By Mariko Yasu and Ichiro Suzuki (China Daily)
Updated: 2006-12-05 09:39

Mizuho Financial Group Inc will incorporate and expand in China, aiming to win more business from Japanese manufacturers who have tripled investments in the world's fastest-growing major economy.

"A domestic charter may make it easier to get permission to expand market and investment-banking operations," Masahiko Yano, Mizuho Corporate Bank Ltd's joint general manager for Asia, said in a Hong Kong interview on November 24. The bank will apply as early as this month, he added.

Mizuho, Japan's second-biggest financial firm, must broaden operations in China to meet corporate banking head Hiroshi Saito's goal of doubling to 40 per cent the overseas share of total revenue.

"Japanese banks are chasing the nation's manufacturers, who have been expanding in Asia for years," said Atsuto Sawakami, who manages US$1.7 billion as president of Sawakami Asset Management Inc.

Seventy per cent of nearly 20,000 Japanese companies operating in China plan expansion within two years, according to the Japan External Trade Organization, which said Japanese direct investment in China rose to US$6.6 billion in 2005 from US$2.2 billion five years earlier.

"We plan to earn more fees by arranging structured and project financing, which are among our strongest businesses," Yano said.
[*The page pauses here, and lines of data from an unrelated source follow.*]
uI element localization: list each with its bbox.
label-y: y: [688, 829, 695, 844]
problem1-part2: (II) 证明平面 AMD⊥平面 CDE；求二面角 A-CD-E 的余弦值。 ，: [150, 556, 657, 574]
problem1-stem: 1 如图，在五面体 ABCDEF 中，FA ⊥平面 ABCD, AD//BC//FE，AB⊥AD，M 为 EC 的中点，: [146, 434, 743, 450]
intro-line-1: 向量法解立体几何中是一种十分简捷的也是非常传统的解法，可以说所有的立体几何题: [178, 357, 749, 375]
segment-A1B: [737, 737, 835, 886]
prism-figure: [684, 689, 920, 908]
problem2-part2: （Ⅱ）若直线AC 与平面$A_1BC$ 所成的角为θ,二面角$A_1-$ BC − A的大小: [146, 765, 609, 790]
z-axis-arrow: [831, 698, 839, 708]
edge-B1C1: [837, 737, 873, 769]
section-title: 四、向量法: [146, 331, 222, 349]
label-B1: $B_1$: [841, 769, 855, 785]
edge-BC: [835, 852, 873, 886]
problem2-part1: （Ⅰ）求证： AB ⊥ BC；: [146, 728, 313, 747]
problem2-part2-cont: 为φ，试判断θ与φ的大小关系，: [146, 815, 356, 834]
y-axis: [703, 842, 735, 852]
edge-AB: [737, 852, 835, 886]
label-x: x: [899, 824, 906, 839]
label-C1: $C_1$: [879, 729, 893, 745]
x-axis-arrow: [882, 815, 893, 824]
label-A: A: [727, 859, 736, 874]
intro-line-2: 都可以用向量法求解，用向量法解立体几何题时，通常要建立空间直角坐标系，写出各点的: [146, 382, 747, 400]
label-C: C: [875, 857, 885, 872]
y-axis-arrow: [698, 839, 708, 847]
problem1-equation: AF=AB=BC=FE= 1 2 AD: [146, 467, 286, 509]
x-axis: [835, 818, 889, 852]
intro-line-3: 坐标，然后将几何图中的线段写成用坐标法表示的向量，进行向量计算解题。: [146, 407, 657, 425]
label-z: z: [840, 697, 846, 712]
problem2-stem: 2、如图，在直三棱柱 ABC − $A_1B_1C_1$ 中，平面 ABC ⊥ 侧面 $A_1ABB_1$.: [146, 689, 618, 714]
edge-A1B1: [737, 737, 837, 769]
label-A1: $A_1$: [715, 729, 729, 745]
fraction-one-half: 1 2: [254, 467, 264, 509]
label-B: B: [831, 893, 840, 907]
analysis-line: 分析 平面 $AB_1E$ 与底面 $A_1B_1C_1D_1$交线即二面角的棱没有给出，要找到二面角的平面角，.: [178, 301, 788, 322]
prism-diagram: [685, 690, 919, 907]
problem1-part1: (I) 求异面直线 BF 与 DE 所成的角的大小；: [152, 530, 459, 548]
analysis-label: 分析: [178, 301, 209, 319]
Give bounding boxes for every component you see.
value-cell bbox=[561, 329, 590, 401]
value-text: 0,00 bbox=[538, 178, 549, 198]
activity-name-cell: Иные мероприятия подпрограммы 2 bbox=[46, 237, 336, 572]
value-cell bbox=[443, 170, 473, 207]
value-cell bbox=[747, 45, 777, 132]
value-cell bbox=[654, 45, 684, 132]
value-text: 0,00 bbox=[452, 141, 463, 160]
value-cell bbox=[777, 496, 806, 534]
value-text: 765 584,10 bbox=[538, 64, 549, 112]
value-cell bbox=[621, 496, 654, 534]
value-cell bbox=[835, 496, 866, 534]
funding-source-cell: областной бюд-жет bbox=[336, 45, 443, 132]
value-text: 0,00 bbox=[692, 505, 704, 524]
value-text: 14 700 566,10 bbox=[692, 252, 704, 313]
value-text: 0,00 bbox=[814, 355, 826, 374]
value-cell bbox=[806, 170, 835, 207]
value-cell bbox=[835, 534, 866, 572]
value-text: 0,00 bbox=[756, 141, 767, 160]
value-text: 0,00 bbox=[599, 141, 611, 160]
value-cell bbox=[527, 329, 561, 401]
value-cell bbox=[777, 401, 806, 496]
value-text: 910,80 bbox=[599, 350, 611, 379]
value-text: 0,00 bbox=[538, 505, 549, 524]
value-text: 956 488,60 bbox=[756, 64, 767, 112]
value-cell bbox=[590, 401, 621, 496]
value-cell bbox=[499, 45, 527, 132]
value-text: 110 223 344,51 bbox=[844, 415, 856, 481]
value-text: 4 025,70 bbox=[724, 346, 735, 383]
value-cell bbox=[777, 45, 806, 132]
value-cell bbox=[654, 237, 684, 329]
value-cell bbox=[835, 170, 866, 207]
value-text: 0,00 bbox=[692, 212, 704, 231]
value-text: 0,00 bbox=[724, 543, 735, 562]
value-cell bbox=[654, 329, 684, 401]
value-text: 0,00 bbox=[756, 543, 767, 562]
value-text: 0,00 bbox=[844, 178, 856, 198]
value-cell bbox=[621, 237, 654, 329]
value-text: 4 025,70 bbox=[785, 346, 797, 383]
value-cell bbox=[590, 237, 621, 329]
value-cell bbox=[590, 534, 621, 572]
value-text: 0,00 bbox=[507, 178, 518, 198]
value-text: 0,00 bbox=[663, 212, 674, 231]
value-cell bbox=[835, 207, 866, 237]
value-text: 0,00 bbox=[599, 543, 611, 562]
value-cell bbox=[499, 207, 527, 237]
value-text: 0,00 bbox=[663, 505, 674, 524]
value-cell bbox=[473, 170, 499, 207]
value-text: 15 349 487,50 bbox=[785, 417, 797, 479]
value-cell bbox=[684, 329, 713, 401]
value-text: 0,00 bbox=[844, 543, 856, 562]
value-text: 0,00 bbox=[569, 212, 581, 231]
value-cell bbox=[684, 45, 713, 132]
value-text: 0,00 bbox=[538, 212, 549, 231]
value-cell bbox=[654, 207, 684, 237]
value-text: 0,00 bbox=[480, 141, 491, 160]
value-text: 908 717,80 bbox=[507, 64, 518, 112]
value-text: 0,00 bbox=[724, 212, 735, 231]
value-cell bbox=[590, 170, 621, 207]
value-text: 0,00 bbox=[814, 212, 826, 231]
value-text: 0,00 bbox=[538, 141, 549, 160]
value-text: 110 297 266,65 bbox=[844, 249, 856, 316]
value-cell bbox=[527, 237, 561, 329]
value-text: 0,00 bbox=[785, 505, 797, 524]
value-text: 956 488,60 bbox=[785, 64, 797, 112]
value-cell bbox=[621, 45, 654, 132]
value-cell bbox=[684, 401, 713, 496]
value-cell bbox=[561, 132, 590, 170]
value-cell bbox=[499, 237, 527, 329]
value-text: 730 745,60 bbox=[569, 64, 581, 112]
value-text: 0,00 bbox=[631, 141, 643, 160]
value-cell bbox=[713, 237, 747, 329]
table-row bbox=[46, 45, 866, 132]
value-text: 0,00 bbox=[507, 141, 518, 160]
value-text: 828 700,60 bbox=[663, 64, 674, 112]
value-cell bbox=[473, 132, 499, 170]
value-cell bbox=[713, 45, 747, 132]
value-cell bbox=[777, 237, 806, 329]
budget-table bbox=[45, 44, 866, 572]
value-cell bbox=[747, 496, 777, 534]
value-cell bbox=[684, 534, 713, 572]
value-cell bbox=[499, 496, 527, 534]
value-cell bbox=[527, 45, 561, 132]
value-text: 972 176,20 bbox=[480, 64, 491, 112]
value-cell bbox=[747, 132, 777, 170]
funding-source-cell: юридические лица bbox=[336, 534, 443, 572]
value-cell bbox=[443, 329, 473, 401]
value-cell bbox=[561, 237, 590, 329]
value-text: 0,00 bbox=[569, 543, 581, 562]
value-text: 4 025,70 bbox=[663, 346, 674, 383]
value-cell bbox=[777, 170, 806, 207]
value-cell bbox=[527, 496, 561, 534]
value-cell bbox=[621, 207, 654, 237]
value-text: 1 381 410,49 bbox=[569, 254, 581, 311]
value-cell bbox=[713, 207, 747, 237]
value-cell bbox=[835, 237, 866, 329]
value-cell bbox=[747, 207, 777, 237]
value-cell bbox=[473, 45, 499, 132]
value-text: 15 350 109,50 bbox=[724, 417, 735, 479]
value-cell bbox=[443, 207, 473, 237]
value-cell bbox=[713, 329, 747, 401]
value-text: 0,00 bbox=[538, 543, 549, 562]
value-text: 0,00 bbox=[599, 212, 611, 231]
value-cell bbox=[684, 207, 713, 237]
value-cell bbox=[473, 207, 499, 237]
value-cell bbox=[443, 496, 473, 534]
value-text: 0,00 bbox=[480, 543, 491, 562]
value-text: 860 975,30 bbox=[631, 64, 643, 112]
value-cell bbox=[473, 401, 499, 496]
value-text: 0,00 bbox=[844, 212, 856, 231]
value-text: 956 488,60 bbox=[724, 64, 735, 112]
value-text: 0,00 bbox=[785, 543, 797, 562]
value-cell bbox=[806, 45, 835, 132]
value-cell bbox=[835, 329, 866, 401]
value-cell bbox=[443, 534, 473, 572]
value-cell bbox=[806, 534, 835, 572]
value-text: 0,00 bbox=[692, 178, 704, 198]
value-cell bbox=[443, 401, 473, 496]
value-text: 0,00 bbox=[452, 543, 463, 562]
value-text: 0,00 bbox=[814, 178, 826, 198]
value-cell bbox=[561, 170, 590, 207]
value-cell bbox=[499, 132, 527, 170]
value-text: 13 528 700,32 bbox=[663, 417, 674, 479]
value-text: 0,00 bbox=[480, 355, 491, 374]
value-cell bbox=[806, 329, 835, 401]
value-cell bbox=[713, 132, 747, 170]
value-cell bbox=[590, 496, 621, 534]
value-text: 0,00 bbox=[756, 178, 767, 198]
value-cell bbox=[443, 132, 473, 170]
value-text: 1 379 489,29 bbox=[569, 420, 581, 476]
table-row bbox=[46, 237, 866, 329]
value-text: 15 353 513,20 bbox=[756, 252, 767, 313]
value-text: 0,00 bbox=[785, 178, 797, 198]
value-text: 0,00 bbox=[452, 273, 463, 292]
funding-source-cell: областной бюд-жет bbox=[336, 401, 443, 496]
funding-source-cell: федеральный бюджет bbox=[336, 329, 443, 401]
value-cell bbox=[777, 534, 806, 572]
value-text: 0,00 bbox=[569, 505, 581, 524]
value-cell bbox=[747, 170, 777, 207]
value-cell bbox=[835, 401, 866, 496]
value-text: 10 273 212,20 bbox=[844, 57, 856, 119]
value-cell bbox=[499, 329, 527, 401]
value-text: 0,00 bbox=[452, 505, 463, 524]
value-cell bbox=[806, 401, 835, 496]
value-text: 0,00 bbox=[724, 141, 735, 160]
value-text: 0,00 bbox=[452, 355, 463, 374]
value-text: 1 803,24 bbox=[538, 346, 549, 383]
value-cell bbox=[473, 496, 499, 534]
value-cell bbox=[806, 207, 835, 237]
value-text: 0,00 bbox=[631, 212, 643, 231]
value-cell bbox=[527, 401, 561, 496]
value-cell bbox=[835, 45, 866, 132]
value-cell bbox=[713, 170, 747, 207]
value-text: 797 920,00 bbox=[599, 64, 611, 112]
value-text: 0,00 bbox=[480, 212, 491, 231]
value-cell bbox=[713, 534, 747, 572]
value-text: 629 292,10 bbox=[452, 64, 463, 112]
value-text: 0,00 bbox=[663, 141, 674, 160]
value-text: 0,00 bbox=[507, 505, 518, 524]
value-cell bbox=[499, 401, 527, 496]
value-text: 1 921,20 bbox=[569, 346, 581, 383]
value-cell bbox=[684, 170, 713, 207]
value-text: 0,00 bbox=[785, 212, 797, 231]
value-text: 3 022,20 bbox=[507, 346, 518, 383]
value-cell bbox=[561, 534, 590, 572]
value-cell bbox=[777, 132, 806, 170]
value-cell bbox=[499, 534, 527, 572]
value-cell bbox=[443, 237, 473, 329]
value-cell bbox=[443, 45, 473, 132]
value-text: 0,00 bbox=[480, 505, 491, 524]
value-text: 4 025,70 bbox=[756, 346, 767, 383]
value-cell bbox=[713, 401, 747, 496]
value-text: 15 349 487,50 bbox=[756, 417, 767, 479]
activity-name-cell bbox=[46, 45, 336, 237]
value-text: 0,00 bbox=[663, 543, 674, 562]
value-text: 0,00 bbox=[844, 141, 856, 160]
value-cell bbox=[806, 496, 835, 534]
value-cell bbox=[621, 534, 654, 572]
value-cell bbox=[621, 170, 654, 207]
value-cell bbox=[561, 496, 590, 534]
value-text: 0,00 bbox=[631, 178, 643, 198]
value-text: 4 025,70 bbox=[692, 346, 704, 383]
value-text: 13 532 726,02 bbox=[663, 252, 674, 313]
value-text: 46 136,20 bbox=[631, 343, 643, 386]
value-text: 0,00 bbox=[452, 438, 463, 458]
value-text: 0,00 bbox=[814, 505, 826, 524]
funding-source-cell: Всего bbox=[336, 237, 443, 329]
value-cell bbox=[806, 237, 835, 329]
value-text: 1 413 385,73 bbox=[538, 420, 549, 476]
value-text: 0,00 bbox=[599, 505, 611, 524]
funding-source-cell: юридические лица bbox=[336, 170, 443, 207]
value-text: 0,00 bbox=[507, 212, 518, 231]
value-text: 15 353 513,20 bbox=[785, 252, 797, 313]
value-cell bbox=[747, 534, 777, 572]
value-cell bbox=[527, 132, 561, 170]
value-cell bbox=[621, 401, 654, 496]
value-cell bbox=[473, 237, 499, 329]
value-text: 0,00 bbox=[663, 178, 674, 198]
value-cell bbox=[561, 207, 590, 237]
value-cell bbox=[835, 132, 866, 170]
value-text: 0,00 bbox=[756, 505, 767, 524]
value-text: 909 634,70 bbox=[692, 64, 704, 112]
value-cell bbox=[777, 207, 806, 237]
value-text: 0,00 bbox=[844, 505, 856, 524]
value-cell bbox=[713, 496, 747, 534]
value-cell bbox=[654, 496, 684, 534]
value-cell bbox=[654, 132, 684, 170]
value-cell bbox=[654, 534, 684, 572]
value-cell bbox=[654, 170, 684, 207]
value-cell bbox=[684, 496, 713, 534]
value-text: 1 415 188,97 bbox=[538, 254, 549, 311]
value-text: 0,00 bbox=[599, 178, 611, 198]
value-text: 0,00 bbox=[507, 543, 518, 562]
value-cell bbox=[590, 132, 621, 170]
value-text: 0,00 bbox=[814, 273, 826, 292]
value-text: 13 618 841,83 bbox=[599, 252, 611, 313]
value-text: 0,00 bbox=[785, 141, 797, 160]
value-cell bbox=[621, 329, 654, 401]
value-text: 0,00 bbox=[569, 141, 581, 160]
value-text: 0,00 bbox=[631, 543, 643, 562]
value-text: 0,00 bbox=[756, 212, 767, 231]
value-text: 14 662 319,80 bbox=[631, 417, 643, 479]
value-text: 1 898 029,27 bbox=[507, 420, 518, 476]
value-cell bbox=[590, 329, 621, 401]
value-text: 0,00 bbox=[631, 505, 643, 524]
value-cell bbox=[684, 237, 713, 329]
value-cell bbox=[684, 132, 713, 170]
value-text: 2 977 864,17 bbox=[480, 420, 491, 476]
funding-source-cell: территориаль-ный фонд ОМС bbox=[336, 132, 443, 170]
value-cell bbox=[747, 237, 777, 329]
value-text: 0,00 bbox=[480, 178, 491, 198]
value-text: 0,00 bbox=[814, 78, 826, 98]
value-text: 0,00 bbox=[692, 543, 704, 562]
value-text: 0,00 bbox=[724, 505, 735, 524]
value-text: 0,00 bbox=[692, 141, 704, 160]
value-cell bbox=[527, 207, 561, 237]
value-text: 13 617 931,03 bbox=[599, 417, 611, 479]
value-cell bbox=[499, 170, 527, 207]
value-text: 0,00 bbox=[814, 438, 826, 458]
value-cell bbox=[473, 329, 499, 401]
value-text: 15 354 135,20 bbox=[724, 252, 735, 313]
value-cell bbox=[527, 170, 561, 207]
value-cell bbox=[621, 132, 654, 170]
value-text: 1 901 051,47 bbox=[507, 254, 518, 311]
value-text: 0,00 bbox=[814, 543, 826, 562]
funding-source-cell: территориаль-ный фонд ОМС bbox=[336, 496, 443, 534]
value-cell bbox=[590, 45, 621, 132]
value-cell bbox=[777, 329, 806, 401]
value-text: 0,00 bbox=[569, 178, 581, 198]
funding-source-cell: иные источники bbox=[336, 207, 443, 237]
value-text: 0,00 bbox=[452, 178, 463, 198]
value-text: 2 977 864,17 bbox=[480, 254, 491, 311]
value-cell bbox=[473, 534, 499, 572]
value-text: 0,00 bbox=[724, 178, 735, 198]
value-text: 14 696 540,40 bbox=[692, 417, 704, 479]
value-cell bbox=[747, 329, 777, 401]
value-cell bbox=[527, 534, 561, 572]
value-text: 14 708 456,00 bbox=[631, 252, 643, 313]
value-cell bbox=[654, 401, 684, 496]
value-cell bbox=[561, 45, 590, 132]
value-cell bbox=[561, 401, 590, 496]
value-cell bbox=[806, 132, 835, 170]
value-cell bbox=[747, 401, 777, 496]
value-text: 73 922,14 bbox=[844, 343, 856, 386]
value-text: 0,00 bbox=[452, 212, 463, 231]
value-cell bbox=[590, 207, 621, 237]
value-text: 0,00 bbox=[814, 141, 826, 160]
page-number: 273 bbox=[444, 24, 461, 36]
Mizuho aims to expand lending to Japanese and local companies in China; it has no immediate plan to offer retail banking, he added.

Yano said Mizuho is preparing to open a branch office in Tianjin. The bank has branches in Beijing, Dalian, Shanghai, Shenzhen and Wuxi, and aims to double its Chinese outlets within five years, he said.

Japanese banks including Mizuho are looking to other markets in Asia as earnings slow at home. Lending by the nation's biggest banks fell 0.4 per cent in October, the third straight month of slowdown after a spate of borrowing before July when the Bank of Japan raised interest rates for the first time in six years.

Mizuho's net income slid 2.1 per cent in the three months ended on September 30 as higher rates stalled loan demand.

China, which will eliminate restrictions on overseas banks to meet World Trade Organization commitments, decided banks not locally incorporated must set aside twice as much capital per branch, won't be allowed to issue credit and can accept only large deposits. The restrictions will limit the ability of banks without a local charter to amass funds and grow through lending.

The rules, issued on November 15, prompted London-based Standard Chartered Plc to apply for local incorporation the following day. HSBC Holdings Plc, which has operated in the nation for a century and a half, has said it will also do so.